La patte avant, recouverte aussi de corne et ses vibrisses ; elle ressemble vraiment à une main. Le sixième doigt en contrebas est caché.
Le dessus de la patte avant.
La taupe utilise aussi le bout de son museau pour explorer ses galeries et rechercher des proies. Il abrite les organes d’Eimer, qui sont des papilles sensorielles tactiles particulièrement innervées à la sensibilité extrêmement développée et précise. Le sens du toucher de la taupe est considéré comme le plus sensible de la classe des mammifères. Ce système sensoriel se retrouve aussi dans le museau du Desman des Pyrénées (Galemys pyrenaicus).

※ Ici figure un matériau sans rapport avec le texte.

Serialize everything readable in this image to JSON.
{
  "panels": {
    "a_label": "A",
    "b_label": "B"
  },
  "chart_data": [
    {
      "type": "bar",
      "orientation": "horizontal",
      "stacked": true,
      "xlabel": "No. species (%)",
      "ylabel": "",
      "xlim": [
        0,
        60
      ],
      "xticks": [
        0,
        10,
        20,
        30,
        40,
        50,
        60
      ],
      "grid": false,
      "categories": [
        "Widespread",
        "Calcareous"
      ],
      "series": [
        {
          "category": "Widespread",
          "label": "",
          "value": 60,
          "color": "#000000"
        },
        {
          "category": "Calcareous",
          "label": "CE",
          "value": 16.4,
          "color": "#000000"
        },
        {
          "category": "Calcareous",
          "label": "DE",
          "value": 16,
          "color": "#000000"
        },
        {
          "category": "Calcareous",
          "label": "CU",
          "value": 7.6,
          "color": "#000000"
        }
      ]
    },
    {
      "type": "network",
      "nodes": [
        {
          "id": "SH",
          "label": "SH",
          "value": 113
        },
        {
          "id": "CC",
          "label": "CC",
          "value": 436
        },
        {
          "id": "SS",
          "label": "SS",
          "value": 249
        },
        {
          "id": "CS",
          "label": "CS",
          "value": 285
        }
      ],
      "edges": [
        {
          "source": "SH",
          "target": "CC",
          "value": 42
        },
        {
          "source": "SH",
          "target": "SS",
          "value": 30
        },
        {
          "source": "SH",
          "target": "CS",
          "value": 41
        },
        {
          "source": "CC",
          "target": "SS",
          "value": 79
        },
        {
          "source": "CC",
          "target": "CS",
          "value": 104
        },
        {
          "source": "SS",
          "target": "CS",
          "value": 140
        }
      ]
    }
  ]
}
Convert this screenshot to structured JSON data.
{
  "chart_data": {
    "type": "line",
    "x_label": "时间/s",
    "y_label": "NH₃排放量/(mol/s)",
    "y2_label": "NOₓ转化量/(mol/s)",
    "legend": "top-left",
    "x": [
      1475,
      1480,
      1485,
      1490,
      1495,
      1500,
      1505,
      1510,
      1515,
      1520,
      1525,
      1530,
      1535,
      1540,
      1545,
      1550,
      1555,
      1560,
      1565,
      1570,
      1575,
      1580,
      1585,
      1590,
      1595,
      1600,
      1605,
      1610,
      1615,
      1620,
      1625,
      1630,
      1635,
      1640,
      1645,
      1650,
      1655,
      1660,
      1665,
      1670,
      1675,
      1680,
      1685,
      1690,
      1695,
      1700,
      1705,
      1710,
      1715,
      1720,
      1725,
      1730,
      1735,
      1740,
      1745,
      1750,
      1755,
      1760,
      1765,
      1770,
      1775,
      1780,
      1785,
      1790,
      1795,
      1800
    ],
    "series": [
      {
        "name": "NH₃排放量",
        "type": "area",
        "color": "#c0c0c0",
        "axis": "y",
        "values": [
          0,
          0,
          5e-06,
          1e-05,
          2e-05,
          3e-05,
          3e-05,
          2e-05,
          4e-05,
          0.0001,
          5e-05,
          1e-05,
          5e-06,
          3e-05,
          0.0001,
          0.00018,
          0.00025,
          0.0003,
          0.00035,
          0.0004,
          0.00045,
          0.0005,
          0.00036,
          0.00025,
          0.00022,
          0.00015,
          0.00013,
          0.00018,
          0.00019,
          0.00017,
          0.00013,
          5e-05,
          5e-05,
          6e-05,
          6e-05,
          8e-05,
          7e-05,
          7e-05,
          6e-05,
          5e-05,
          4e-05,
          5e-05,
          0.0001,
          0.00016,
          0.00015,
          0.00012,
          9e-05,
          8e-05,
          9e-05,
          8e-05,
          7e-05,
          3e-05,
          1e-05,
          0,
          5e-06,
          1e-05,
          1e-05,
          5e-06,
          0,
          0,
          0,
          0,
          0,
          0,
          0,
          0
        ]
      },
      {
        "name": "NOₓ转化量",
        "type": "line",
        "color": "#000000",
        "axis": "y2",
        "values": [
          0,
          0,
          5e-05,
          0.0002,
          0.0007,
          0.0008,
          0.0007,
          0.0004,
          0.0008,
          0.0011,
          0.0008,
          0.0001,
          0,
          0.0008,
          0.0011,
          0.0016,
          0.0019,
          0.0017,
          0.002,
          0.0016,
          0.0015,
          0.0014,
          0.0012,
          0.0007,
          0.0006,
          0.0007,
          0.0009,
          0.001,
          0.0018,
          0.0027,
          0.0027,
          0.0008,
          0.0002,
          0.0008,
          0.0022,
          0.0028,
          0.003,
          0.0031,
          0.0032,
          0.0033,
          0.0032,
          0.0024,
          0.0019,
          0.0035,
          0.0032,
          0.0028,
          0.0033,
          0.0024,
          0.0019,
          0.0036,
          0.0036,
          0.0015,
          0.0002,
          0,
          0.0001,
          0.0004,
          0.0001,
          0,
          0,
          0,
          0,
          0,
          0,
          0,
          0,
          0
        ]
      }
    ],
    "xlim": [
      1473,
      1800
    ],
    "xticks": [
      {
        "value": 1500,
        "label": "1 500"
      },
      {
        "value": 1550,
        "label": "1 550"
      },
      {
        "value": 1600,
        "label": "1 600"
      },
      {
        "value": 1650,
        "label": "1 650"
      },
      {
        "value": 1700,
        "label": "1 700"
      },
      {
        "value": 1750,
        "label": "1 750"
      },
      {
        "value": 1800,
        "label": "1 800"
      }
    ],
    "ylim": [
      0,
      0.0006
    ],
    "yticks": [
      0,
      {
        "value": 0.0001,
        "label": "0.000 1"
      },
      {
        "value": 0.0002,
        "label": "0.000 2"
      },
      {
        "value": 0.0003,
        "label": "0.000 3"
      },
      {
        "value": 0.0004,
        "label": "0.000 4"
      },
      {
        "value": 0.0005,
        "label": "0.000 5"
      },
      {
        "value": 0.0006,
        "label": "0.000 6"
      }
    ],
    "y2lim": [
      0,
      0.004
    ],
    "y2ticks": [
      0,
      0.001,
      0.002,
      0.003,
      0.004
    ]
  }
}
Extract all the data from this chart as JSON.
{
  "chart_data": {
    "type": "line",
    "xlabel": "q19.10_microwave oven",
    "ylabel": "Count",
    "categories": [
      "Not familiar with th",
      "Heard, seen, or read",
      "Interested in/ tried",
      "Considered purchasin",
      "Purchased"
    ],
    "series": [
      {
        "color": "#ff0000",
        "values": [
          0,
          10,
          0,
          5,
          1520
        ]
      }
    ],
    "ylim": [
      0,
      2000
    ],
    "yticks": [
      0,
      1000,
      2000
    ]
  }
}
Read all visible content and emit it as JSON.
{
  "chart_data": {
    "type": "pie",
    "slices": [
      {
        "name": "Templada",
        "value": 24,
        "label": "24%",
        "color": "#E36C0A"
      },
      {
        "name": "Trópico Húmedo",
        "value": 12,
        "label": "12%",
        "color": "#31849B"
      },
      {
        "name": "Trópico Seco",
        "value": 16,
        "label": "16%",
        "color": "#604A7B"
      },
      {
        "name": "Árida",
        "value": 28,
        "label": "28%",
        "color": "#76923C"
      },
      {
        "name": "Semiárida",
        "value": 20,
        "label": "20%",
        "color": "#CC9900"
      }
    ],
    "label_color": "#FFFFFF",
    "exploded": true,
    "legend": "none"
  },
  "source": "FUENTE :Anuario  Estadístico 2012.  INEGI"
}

Une vue rapprochée du bout du museau, avec un aperçu de l’emplacement de l’œil.
Chaque organe d’Eimer se présente sous la forme d’un dôme surélevé de 60 à 100 micromètres (0,06 à 0,1 millimètre) de diamètre, disposé à la surface de la peau du bout du museau au voisinage immédiat des narines. Ce sont des papilles, au nombre de 5 000 environ et réparties sur une surface de 25 à 30 mm2. Chacune comporte un disque circulaire entourant un poil sensoriel. Ce disque est le sommet d’un faisceau de cellules nerveuses qui traverse le centre de chaque organe d’Eimer, l’ensemble des faisceaux étant composés de plus de 150 000 fibres nerveuses. À proximité immédiate de la base des dômes, de nombreux vaisseaux sanguins composent également le derme superficiel, se gonflant de sang lors des périodes d’hyperactivité et de stress, les papilles étant érectiles. Le bout du museau vire alors du rose au rouge.
Les vibrisses autour du museau et les organes d’Eimer autour des narines, ici gonflées de sang.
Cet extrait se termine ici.